Tuesday, May 8, 2012

100 Things Post 1: It Takes Courage To Post Fanfiction

Every time I finish a chapter or a oneshot piece, I sweat.  My stomach aches.  My hands shake.  It doesn't matter if I'm about to post a 5,000 word installment of my latest epic or a 500 word installment of Vader's Cat.  It happens because the story is mine.  It's part of me.  I'm sharing something that is integral to who I am.  I'm putting it out on the internet for anybody to come along and pick it up and potentially hate it.





What if they hate it this time?  What if I disappoint them? What if nobody's even reading it anymore because it's been so long since I posted the last one?

If some variation of these thoughts don't run through your head--even for a second--just find another hobby.  I'm not joking.  If your story doesn't mean anything to you, I don't want to read it, and neither does the rest of your fandom.

However, if your story does mean something to you, and you click that submit button anyway, congratulations.  You are made of awesome.  You've done something that most people out there never have the guts to do.  Even if you come back to your story in a month or a year and decide you don't like it, you're still awesome for taking the risk.

You should know that if you stick around in fandom long enough, you will eventually accumulate a stockpile of cringe-worthy early material.  Leave it online.

On a related note, if you are reading someone else's fanfiction, you should leave a review.  You don't have to leave one for every single chapter of a long fic (although the author will most likely adore you if you choose to do that) and you don't have to say very much.

Some people have a hard time coming up with things to say in a review.  I hear them say things like "I don't know what to say, and it feels dumb to just post "I liked this."  As a fanfic author, let me say, you will not sound dumb.  You will sound like the entire angelic host come down to deliver me a personal piece of encouragement.

If you have negative feedback, leave it. That author is never going to improve if all he or she hears is "OMG, this is amaaaaaaaazing, plz more!"   I am a pretty blunt reviewer; I say things that are honest and I tell authors both what I did and did not like about their stories.  The key is to leave constructive criticism.  That means, if you have a negative comment to make, give the author a reason for your statement and (if at all possible) a suggestion for making the story better.  Vague one line statements of what a reader didn't like don't help much.

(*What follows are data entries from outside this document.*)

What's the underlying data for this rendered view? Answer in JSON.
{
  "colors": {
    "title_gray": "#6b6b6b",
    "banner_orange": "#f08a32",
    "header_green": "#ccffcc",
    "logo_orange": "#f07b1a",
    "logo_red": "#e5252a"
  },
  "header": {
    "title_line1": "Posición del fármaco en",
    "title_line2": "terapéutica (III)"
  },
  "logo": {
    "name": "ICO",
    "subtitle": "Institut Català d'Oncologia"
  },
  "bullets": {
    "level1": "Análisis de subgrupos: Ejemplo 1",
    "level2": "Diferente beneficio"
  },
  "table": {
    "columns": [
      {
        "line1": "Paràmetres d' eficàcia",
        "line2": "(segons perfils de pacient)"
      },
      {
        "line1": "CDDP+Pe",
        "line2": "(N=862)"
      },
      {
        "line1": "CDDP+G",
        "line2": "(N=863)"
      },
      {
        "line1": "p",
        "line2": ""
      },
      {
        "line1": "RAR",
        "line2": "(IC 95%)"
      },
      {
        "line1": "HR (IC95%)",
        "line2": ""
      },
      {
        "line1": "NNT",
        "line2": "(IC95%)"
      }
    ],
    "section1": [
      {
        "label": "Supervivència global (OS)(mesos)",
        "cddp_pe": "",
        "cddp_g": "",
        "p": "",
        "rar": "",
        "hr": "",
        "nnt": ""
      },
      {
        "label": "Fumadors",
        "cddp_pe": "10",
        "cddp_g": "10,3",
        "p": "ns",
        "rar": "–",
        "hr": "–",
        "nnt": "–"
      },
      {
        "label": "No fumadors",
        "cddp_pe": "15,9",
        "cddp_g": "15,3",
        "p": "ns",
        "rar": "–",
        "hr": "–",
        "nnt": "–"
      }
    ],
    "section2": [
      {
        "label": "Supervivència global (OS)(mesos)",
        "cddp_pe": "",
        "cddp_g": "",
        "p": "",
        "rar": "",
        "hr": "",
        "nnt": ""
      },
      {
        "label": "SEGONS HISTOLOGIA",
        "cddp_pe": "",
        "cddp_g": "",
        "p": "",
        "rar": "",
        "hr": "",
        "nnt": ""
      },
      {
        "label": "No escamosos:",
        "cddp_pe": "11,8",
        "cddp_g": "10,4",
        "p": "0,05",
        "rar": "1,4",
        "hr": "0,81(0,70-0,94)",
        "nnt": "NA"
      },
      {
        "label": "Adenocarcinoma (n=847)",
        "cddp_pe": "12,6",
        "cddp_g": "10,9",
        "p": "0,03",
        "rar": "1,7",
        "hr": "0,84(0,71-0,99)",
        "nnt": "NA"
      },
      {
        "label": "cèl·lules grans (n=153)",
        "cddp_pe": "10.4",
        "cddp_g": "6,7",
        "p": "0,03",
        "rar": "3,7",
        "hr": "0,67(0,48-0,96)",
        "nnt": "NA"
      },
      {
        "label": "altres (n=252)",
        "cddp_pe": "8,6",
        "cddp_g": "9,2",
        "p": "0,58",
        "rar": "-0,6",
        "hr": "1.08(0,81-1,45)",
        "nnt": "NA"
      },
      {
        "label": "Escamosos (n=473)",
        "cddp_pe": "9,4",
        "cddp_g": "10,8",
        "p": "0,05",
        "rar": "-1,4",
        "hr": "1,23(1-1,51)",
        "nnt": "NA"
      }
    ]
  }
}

 I can't always think of something to say either.  Some of the pieces I read are so bad I want to bleach my eyes after reading them.  The last thing I want to do is say "Thanks for posting this."  I say it anyway and leave a couple of suggestions, because I have gone back to the work I wrote when I was first starting and I have cringed.  I know what it's like, and I know that even the most horrendous author can improve over time.

If you're reading something so bad you just want to click off the page and forget you read it--don't.  Go the review box anyway.  Type something. You don't have to lie.   "Thanks for sharing." It takes a total of three seconds. Call it collecting karmic points.